As part of a specialist treatment plan GCWMS have developed a structured low calorie diet (LCD). This is offered to patients who have not achieved a 5kg weight loss using the PDP. The LCD is useful to support patients to introduce a regular eating pattern, which is very important in achieving success with weight loss.

The LCD contains meal choices with specific calorie controlled portion sizes to give patients an exact meal plan to follow. It consists of:

 

Breakfast           300 calories                         

Lunch                400 calories               

Evening meal    500 calories     =     1200 calories per day     

3 additional snacks of 100 calories each may also be included    =     1500 calories per day

 

Patients can opt for a 1200 calorie plan or a 1500 calorie plan, which the Dietitian would advise on, based on their PDP in Phase 1.

 

Meal replacements have been included as part of the LCD as a substitute for breakfast and  lunch.
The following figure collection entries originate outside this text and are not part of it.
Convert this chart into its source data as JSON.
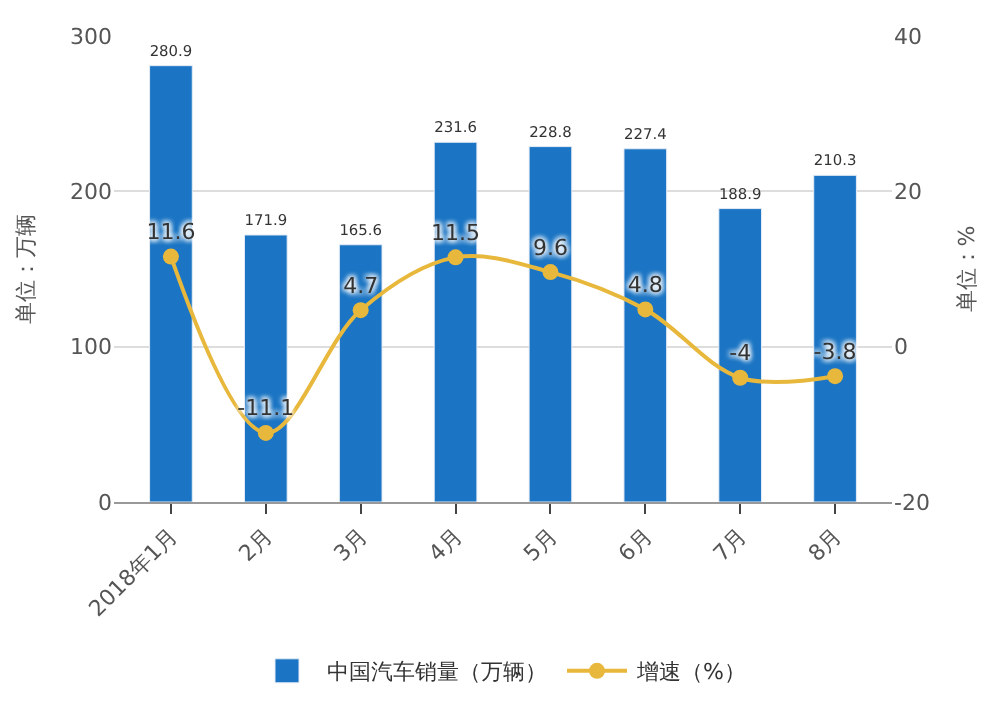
{
  "chart_data": {
    "type": "bar",
    "categories": [
      "2018年1月",
      "2月",
      "3月",
      "4月",
      "5月",
      "6月",
      "7月",
      "8月"
    ],
    "series": [
      {
        "name": "中国汽车销量（万辆）",
        "color": "#1b75c4",
        "values": [
          280.9,
          171.9,
          165.6,
          231.6,
          228.8,
          227.4,
          188.9,
          210.3
        ]
      },
      {
        "name": "增速（%）",
        "type": "line",
        "axis": "y2",
        "color": "#e8b83c",
        "marker": "circle",
        "values": [
          11.6,
          -11.1,
          4.7,
          11.5,
          9.6,
          4.8,
          -4,
          -3.8
        ]
      }
    ],
    "data_labels": true,
    "ylabel": "单位：万辆",
    "y2label": "单位：%",
    "ylim": [
      0,
      300
    ],
    "yticks": [
      0,
      100,
      200,
      300
    ],
    "y2lim": [
      -20,
      40
    ],
    "y2ticks": [
      -20,
      0,
      20,
      40
    ],
    "grid": "y",
    "legend": "bottom"
  }
}
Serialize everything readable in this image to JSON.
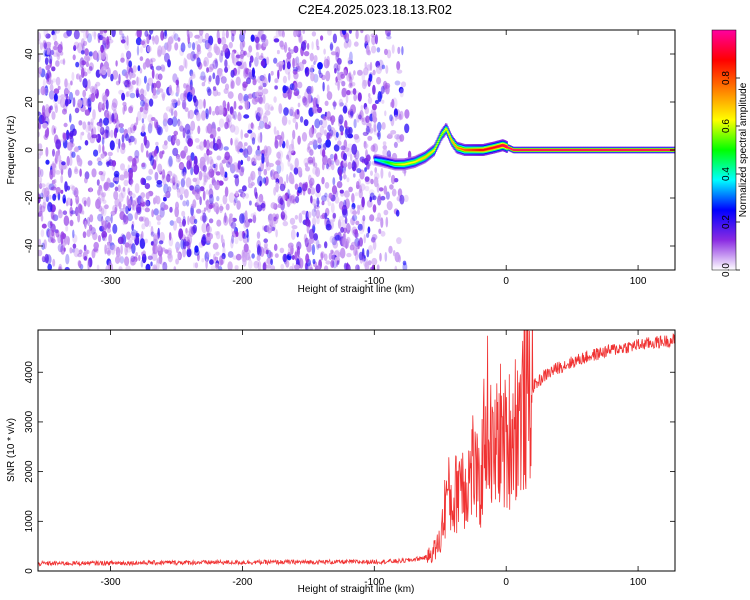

These can be useful for patients who have struggled to eat regular meals and can fit easily into a busy lifestyle. 

 

Meal replacements are only recommended for a 3 month period to support weight loss. GCWMS then offer a year-long weight maintenance programme to support patients with food re-introduction and weight maintenance.

Multidisciplinary Approach

Phases 1 and 2 of the weight management programme are delivered by Dietitians with support from other members of the GCWMS team. Physical Activity and the Behavioural aspects of weight management are widely discussed throughout Phases 1 and 2.